Planning is key but you can also respond

Recently I was helping a friend out when they were being targeted by a criminal online. I thought I’d put some notes down to try and help people. This isn’t a “how to” it’s more like thoughts and ideas. It’s UK centric, but probably works in lots of places.

One thing to note, preparation is greater than response, the more prepared you are, the less vulnerable you may be, the more prepared the smaller the attack surface.

You may for a variety of reasons become under heightened threat from an internet perspective. The information on here is not a catch all, a detailed guide to personal (PERSEC) and operational security (OPSEC).

• PERSEC is about your personal security and data
• OPSEC is about day-to-day operational security of activities

This post is to help give food for thought for people to help improve their attack surface largely relating to PERSEC.

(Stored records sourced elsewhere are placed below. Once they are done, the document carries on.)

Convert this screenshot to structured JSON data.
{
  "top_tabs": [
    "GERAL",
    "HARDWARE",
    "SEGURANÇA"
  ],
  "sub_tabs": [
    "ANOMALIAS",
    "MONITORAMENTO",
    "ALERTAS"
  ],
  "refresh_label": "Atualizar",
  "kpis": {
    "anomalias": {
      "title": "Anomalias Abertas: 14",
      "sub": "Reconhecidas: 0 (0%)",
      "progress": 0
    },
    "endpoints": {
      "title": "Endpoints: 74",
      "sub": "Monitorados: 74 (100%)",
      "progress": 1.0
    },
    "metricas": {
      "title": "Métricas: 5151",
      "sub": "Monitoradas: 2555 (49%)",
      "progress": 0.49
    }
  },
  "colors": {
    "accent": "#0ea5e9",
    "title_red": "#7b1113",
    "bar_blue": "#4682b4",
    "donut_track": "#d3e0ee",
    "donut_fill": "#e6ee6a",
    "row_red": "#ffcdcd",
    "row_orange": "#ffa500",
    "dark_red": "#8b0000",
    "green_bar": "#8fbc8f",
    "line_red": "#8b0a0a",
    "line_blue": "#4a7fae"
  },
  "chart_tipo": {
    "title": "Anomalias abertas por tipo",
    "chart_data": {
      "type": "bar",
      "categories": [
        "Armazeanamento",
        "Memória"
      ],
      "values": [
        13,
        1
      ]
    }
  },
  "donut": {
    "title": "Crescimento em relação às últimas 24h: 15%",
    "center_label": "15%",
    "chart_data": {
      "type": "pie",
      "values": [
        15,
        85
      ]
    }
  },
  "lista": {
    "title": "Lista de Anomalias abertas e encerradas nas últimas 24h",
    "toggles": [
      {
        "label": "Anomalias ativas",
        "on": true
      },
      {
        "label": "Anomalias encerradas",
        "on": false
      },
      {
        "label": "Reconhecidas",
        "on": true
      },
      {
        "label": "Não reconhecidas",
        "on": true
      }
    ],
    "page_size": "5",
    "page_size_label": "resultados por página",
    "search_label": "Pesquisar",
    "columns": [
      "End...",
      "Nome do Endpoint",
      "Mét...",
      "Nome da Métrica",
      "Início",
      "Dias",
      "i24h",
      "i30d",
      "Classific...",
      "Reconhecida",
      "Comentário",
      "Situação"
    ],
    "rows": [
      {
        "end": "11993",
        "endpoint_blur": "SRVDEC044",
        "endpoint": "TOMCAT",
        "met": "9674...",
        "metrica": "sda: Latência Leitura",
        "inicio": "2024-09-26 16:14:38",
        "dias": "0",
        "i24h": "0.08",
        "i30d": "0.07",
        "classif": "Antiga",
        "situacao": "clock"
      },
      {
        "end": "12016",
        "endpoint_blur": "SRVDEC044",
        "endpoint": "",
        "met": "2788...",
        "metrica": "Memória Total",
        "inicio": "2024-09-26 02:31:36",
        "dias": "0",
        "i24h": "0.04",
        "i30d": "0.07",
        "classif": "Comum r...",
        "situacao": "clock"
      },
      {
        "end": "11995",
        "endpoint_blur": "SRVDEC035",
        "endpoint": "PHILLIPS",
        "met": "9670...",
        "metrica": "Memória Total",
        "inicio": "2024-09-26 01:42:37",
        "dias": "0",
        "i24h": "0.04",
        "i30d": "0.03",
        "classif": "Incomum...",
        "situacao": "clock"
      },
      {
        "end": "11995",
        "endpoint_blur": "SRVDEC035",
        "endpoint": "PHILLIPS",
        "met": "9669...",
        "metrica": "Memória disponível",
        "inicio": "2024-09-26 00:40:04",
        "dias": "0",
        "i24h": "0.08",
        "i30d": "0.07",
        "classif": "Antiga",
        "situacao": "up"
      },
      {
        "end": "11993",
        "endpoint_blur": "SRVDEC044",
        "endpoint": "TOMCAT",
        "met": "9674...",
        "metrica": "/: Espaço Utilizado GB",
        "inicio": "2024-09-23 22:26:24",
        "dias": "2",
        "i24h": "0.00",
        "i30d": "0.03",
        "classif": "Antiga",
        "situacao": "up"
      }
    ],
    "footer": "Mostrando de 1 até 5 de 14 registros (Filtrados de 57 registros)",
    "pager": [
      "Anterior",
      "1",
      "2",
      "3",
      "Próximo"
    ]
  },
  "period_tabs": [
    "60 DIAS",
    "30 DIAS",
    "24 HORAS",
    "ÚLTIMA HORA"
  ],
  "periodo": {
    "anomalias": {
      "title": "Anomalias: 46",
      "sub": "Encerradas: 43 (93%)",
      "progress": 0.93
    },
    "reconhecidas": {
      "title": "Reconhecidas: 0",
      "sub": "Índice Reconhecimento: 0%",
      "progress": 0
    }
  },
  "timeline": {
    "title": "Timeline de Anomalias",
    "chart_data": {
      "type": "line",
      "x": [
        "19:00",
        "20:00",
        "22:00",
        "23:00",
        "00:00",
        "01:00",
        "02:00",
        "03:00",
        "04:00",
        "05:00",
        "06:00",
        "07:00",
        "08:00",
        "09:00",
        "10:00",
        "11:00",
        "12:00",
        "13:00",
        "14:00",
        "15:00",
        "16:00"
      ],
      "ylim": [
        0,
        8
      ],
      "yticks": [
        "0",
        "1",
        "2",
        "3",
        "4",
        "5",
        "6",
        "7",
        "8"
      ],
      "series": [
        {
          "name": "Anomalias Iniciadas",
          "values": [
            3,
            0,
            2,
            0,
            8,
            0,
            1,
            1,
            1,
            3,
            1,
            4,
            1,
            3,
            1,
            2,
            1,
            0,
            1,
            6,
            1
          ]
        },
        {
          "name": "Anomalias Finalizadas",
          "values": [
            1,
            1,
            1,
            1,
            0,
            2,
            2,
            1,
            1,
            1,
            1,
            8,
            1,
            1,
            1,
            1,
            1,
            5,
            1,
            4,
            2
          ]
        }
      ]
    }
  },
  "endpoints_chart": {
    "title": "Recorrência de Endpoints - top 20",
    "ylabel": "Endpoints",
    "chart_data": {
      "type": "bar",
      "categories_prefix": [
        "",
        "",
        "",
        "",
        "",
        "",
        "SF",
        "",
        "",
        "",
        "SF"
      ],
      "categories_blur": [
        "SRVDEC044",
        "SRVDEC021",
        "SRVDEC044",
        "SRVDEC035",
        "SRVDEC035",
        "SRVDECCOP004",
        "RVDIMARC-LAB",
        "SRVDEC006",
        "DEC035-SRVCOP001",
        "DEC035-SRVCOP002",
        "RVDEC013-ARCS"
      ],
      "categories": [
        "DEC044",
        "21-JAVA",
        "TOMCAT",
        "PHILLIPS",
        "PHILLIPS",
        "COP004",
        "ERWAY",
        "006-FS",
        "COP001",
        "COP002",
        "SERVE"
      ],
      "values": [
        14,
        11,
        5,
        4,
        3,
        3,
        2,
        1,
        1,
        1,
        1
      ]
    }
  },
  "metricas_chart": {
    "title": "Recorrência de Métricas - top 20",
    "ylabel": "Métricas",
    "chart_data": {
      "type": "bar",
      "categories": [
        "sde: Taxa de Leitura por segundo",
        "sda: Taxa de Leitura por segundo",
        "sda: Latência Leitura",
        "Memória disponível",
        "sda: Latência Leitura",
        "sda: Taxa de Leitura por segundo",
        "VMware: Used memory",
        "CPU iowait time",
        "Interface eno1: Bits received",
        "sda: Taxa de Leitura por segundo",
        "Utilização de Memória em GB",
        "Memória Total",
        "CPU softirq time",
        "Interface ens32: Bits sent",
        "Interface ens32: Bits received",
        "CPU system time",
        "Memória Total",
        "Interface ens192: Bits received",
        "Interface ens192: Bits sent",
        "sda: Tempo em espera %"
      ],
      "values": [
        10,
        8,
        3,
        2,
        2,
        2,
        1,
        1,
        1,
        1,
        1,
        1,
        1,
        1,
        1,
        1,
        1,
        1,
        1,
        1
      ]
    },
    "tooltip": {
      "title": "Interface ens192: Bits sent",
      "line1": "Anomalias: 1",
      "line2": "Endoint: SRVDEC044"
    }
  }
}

Cyber Realities when under active threat

• Opsec (operational security) is hard
• Persec (personal security) is hard
• You can’t time travel
• People leak lots of data on the internet
• You can be proactive regardless of the lifecycle
• Doing something is better than doing nothing
• You can only defend what you know about
• Cyber defence is not impossible
• Keep a record of everything
• Remember someone can’t hack a system that is air gapped and not online!
• You may be attacked via proxies (family, friends, work, associates)

Threat Landscape

The typically type of threats online can vary from classic financially motivated cybercrime through to disgruntled ex-partner or other known/unknown private individuals. Scammers, criminals etc. have time and reach. You might have had contact with the person, or you may just be caught up in a wide net.

Defensive Actions to take

• If you own a company, check if you have any personal information on company’s house (UK) (or relevant to your country) – https://www.gov.uk/stop-companies-house-from-publishing-your-address
• Deploy a password manager, there are lots of choose from, the major choice concern is Cloud based vs Offline
• Install MFA applications (e.g. Microsoft or Google authenticator)
• Talk to your mobile/cell provider to see if you can have additional protections set on your account against SIM swapping
• Check if voicemail is enabled on your phone, if it is ensured there is a unique PIN
• Enable multi factor authentication on your online accounts e.g.
  • Email (Outlook/Hotmail/Gmail/AOL)
  • Facebook
  • LinkedIn
  • Instagram
  • Twitter
  • TikTok
• Conduct OSINT on yourself
  • As a first step search/google your name
  • Search/google your mobile number
• Review Information on platforms you use and have used historically
• Review the data in services and where appropriate obfuscate or deploy deception measures
• Set strong passwords/passphrases for online services
  • Ensure each service has a unique password
• Consider email multiple email accounts
• Consider using email aliases (e.g., [email protected])
• Consider removing historic social media posts that give away details such as:
  • Address
  • Location of residence
  • Sensitive Personal information
• If you are under threat, it may be wise to contact local law enforcement
• If you are under threat, it may be wise to advise your place of work
• Consider changing mobile phone number (whilst keeping hold of the existing number) for primary contact information
• Consider deploying a pay as you go SIM

Summary

As our lives are so intertwined with the digital world, the more we face novel attacks and have risks to consider which are quite different from the physical world. The reach of the internet is global, it’s wise to get ahead of the game. It’s not easy, but you can do work to prepare but also respond if you are wanting to defend or respond against online harms.